Bob Mackin NPA Coun. Hector Bremner’s continued vice-presidency

Bob Mackin 

A B.C. Supreme Court judge ordered a lawsuit involving dual agency and shadow flipping in the sale of a British Properties house to go to full trial instead of a summary hearing “at the earliest possible opportunity,” because it would be unjust otherwise. 

In a written April 11 verdict, Justice Nigel Kent decided against defendants Zhixiang Li, Sincere Real Estate Services Ltd. and agent Yi Zhang aka Leo Zhang, who sought a summary hearing on liability issues and dismissal of the case generally.
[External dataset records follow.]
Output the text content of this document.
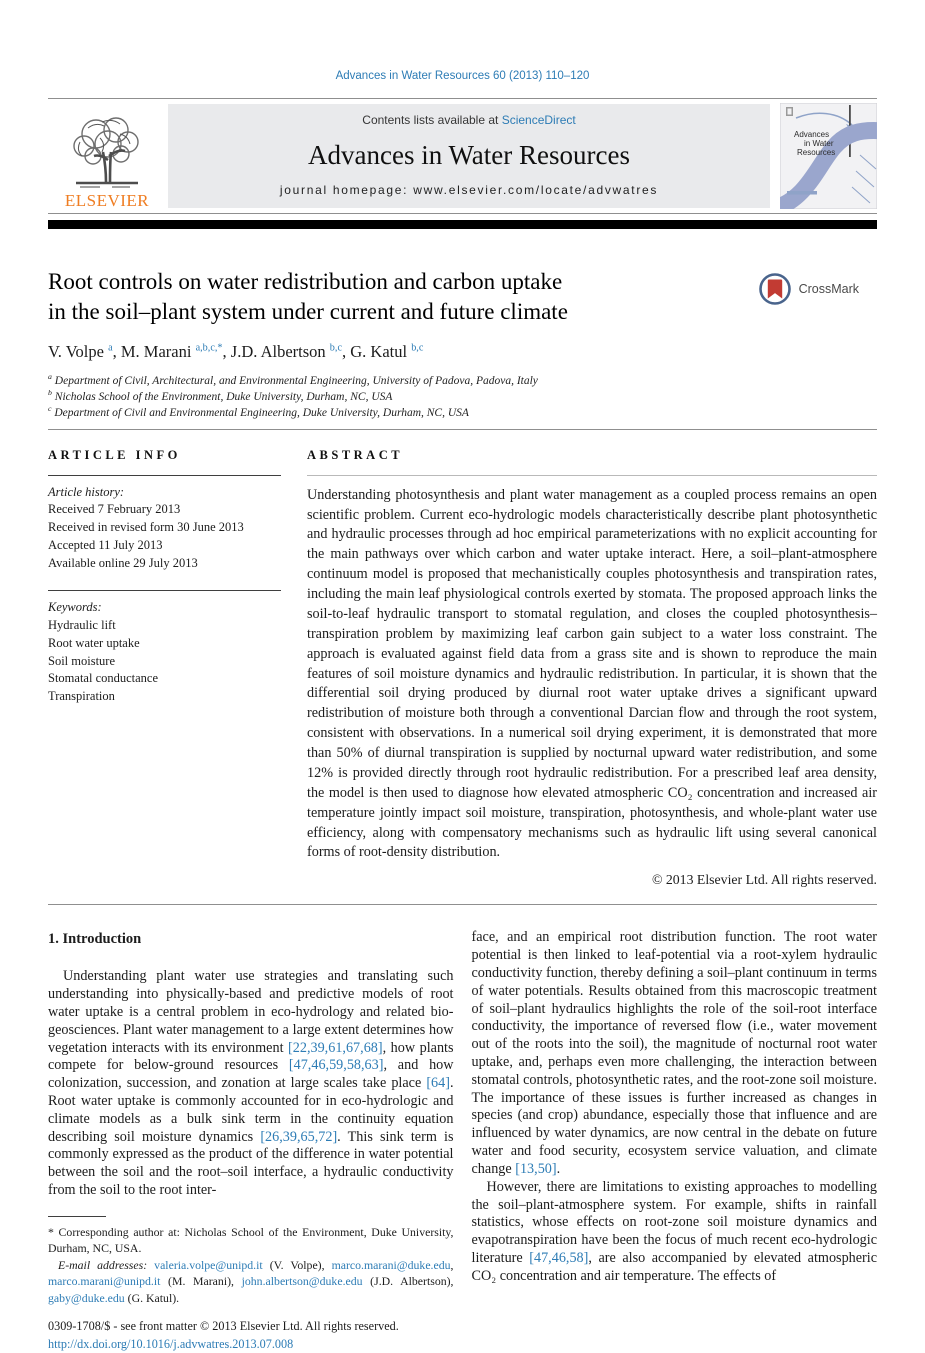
Advances in Water Resources 60 (2013) 110–120
ELSEVIER
Contents lists available at ScienceDirect
Advances in Water Resources
journal homepage: www.elsevier.com/locate/advwatres
Advances
in Water
Resources
Root controls on water redistribution and carbon uptake
in the soil–plant system under current and future climate
CrossMark
V. Volpe $^a$, M. Marani $^{a,b,c,*}$, J.D. Albertson $^{b,c}$, G. Katul $^{b,c}$

$^a$ Department of Civil, Architectural, and Environmental Engineering, University of Padova, Padova, Italy

$^b$ Nicholas School of the Environment, Duke University, Durham, NC, USA

$^c$ Department of Civil and Environmental Engineering, Duke University, Durham, NC, USA

ARTICLE INFO

Article history:

Received 7 February 2013

Received in revised form 30 June 2013

Accepted 11 July 2013

Available online 29 July 2013

Keywords:

Hydraulic lift

Root water uptake

Soil moisture

Stomatal conductance

Transpiration

ABSTRACT

Understanding photosynthesis and plant water management as a coupled process remains an open scientific problem. Current eco-hydrologic models characteristically describe plant photosynthetic and hydraulic processes through ad hoc empirical parameterizations with no explicit accounting for the main pathways over which carbon and water uptake interact. Here, a soil–plant-atmosphere continuum model is proposed that mechanistically couples photosynthesis and transpiration rates, including the main leaf physiological controls exerted by stomata. The proposed approach links the soil-to-leaf hydraulic transport to stomatal regulation, and closes the coupled photosynthesis–transpiration problem by maximizing leaf carbon gain subject to a water loss constraint. The approach is evaluated against field data from a grass site and is shown to reproduce the main features of soil moisture dynamics and hydraulic redistribution. In particular, it is shown that the differential soil drying produced by diurnal root water uptake drives a significant upward redistribution of moisture both through a conventional Darcian flow and through the root system, consistent with observations. In a numerical soil drying experiment, it is demonstrated that more than 50% of diurnal transpiration is supplied by nocturnal upward water redistribution, and some 12% is provided directly through root hydraulic redistribution. For a prescribed leaf area density, the model is then used to diagnose how elevated atmospheric CO₂ concentration and increased air temperature jointly impact soil moisture, transpiration, photosynthesis, and whole-plant water use efficiency, along with compensatory mechanisms such as hydraulic lift using several canonical forms of root-density distribution.

© 2013 Elsevier Ltd. All rights reserved.
1. Introduction

Understanding plant water use strategies and translating such understanding into physically-based and predictive models of root water uptake is a central problem in eco-hydrology and related bio-geosciences. Plant water management to a large extent determines how vegetation interacts with its environment [22,39,61,67,68], how plants compete for below-ground resources [47,46,59,58,63], and how colonization, succession, and zonation at large scales take place [64]. Root water uptake is commonly accounted for in eco-hydrologic and climate models as a bulk sink term in the continuity equation describing soil moisture dynamics [26,39,65,72]. This sink term is commonly expressed as the product of the difference in water potential between the soil and the root–soil interface, a hydraulic conductivity from the soil to the root inter-

* Corresponding author at: Nicholas School of the Environment, Duke University, Durham, NC, USA.

E-mail addresses: valeria.volpe@unipd.it (V. Volpe), marco.marani@duke.edu, marco.marani@unipd.it (M. Marani), john.albertson@duke.edu (J.D. Albertson), gaby@duke.edu (G. Katul).

0309-1708/$ - see front matter © 2013 Elsevier Ltd. All rights reserved.

http://dx.doi.org/10.1016/j.advwatres.2013.07.008

face, and an empirical root distribution function. The root water potential is then linked to leaf-potential via a root-xylem hydraulic conductivity function, thereby defining a soil–plant continuum in terms of water potentials. Results obtained from this macroscopic treatment of soil–plant hydraulics highlights the role of the soil-root interface conductivity, the importance of reversed flow (i.e., water movement out of the roots into the soil), the magnitude of nocturnal root water uptake, and, perhaps even more challenging, the interaction between stomatal controls, photosynthetic rates, and the root-zone soil moisture. The importance of these issues is further increased as changes in species (and crop) abundance, especially those that influence and are influenced by water dynamics, are now central in the debate on future water and food security, ecosystem service valuation, and climate change [13,50].

However, there are limitations to existing approaches to modelling the soil–plant-atmosphere system. For example, shifts in rainfall statistics, whose effects on root-zone soil moisture dynamics and evapotranspiration have been the focus of much recent eco-hydrologic literature [47,46,58], are also accompanied by elevated atmospheric CO₂ concentration and air temperature. The effects of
Plaintiff Wen Hsien Tsai claimed he is elderly and unsophisticated with poor English skills and was the victim of deception and fraud. Tsai accused Li and Zhang of conspiring to induce him to sell his property below market value so they could resell it for a profit. The defendants deny conspiracy or other wrongful conduct. 
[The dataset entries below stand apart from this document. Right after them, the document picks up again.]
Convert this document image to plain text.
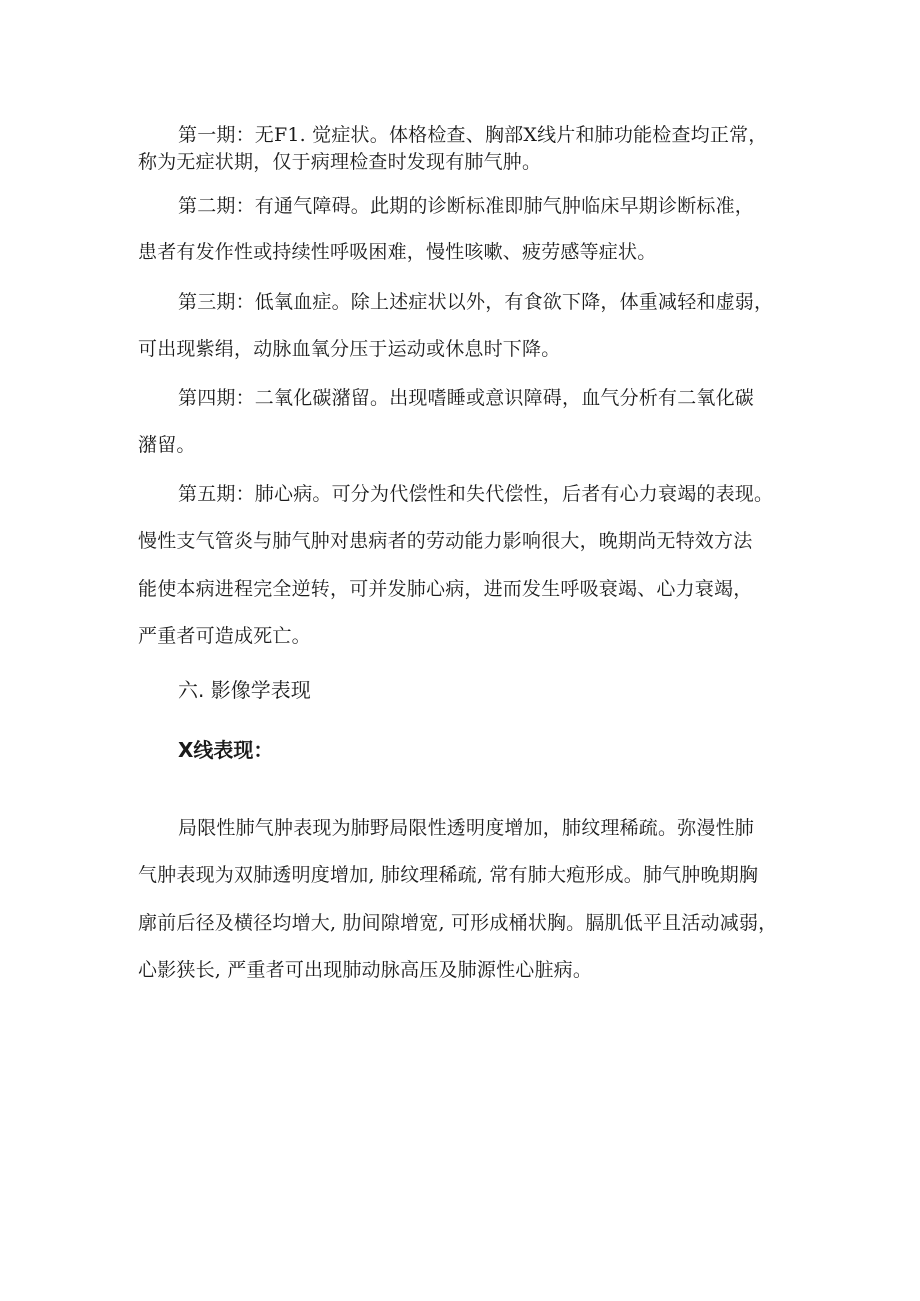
第一期：无F1. 觉症状。体格检查、胸部X线片和肺功能检查均正常，
称为无症状期，仅于病理检查时发现有肺气肿。
第二期：有通气障碍。此期的诊断标准即肺气肿临床早期诊断标准，
患者有发作性或持续性呼吸困难，慢性咳嗽、疲劳感等症状。
第三期：低氧血症。除上述症状以外，有食欲下降，体重减轻和虚弱，
可出现紫绢，动脉血氧分压于运动或休息时下降。
第四期：二氧化碳潴留。出现嗜睡或意识障碍，血气分析有二氧化碳
潴留。
第五期：肺心病。可分为代偿性和失代偿性，后者有心力衰竭的表现。
慢性支气管炎与肺气肿对患病者的劳动能力影响很大，晚期尚无特效方法
能使本病进程完全逆转，可并发肺心病，进而发生呼吸衰竭、心力衰竭，
严重者可造成死亡。
六. 影像学表现
X线表现：
局限性肺气肿表现为肺野局限性透明度增加，肺纹理稀疏。弥漫性肺
气肿表现为双肺透明度增加, 肺纹理稀疏, 常有肺大疱形成。肺气肿晚期胸
廓前后径及横径均增大, 肋间隙增宽, 可形成桶状胸。膈肌低平且活动减弱，
心影狭长, 严重者可出现肺动脉高压及肺源性心脏病。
Sincere agent Yi Leo Zhang (Sincere)

Plaintiff Tsai agreed to buy 1028 Eyremount Drive in West Vancouver’s British Properties on May 16, 2015 for $5.1 million. Sincere was the broker of the transaction. On the same date and at the same time, Tsai signed an exclusive listing contract with Sincere. He agreed to pay a gross commission of $100,000 and a limited dual agency agreement authorizing Zhang to be agent for both buyer and seller.  
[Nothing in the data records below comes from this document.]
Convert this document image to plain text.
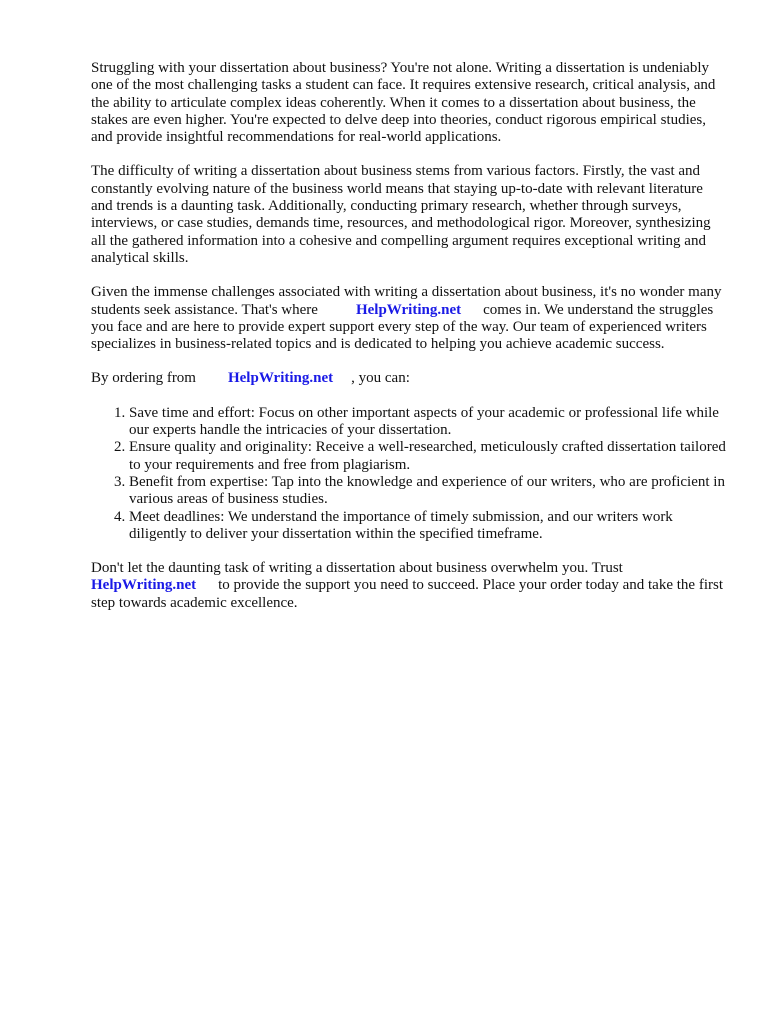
Struggling with your dissertation about business? You're not alone. Writing a dissertation is undeniably one of the most challenging tasks a student can face. It requires extensive research, critical analysis, and the ability to articulate complex ideas coherently. When it comes to a dissertation about business, the stakes are even higher. You're expected to delve deep into theories, conduct rigorous empirical studies, and provide insightful recommendations for real-world applications.

The difficulty of writing a dissertation about business stems from various factors. Firstly, the vast and constantly evolving nature of the business world means that staying up-to-date with relevant literature and trends is a daunting task. Additionally, conducting primary research, whether through surveys, interviews, or case studies, demands time, resources, and methodological rigor. Moreover, synthesizing all the gathered information into a cohesive and compelling argument requires exceptional writing and analytical skills.

Given the immense challenges associated with writing a dissertation about business, it's no wonder many students seek assistance. That's where	HelpWriting.net comes in. We understand the struggles you face and are here to provide expert support every step of the way. Our team of experienced writers specializes in business-related topics and is dedicated to helping you achieve academic success.

By ordering from HelpWriting.net , you can:

1. Save time and effort: Focus on other important aspects of your academic or professional life while our experts handle the intricacies of your dissertation.
2. Ensure quality and originality: Receive a well-researched, meticulously crafted dissertation tailored to your requirements and free from plagiarism.
3. Benefit from expertise: Tap into the knowledge and experience of our writers, who are proficient in various areas of business studies.
4. Meet deadlines: We understand the importance of timely submission, and our writers work diligently to deliver your dissertation within the specified timeframe.

Don't let the daunting task of writing a dissertation about business overwhelm you. Trust HelpWriting.net to provide the support you need to succeed. Place your order today and take the first step towards academic excellence.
Two months later, on July 14, 2015, Li assigned the contract of purchase to a numbered company, 1035566 B.C. Ltd., for $600,000, representing a total purchase price for the property to the assignee of $5.7 million. The next day, Tsai signed an addendum to the deal, extending possession and adjustment dates for the transition from the end of October to the start of December. 

“That addendum contained a clause expressly reserving Mr. Li’s right to assign the contract to any third party without notice to Mr. Tsai. Mr. Zhang of Sincere acted as Mr. Li’s broker for the purpose of the assignment and also secured Mr. Tsai’s signature on the Addendum the following day,” Kent wrote.  

Tsai received a $5,000 cheque on July 15, drawn from the numbered company’s bank account, with the notation: “For the extension of completion from Oct 30 to Nov 30.” The contract was further assigned by the numbered company to Lian Zhang, who is not related to Sincere’s Zhang, for $6.3 million. 

Tsai claimed he was unaware of the assignment transactions until mid-October of that year and filed a lawsuit on Oct. 23, 2015. He refused to complete sale of the property on Nov. 30, 2015. In expert reports to the court, the May 2015 property value was estimated at between $5 million and $5.645 million. BC Assessment set the five-bedroom, five-bathroom house at $6.01 million last year.

Court documents include various WeChat messages between Li and Zhang from March to December 2015. During some of the exchanges they refer to themselves as “brother” or “bro.” 

“Some exchanges relate to the property that is the subject matter of the present litigation, as well as to over 40 other properties,” Kent wrote. 

“The fact that Mr. Li and Mr. Zhang may have been friends before the transaction with Mr. Tsai may have no legal significance whatsoever.  In the context of a dual agency scenario, however, skeptics might suggest otherwise. And it must not be overlooked that Mr. Tsai has sworn under oath that he was effectively deceived by Mr. Zhang. First, he portrays himself as an elderly, retired gentleman with a poor command of the English language and whose cataracts make reading difficult for him in any event. “

New provincial rules to stop shadow flipping and dual agency came into effect across British Columbia last month.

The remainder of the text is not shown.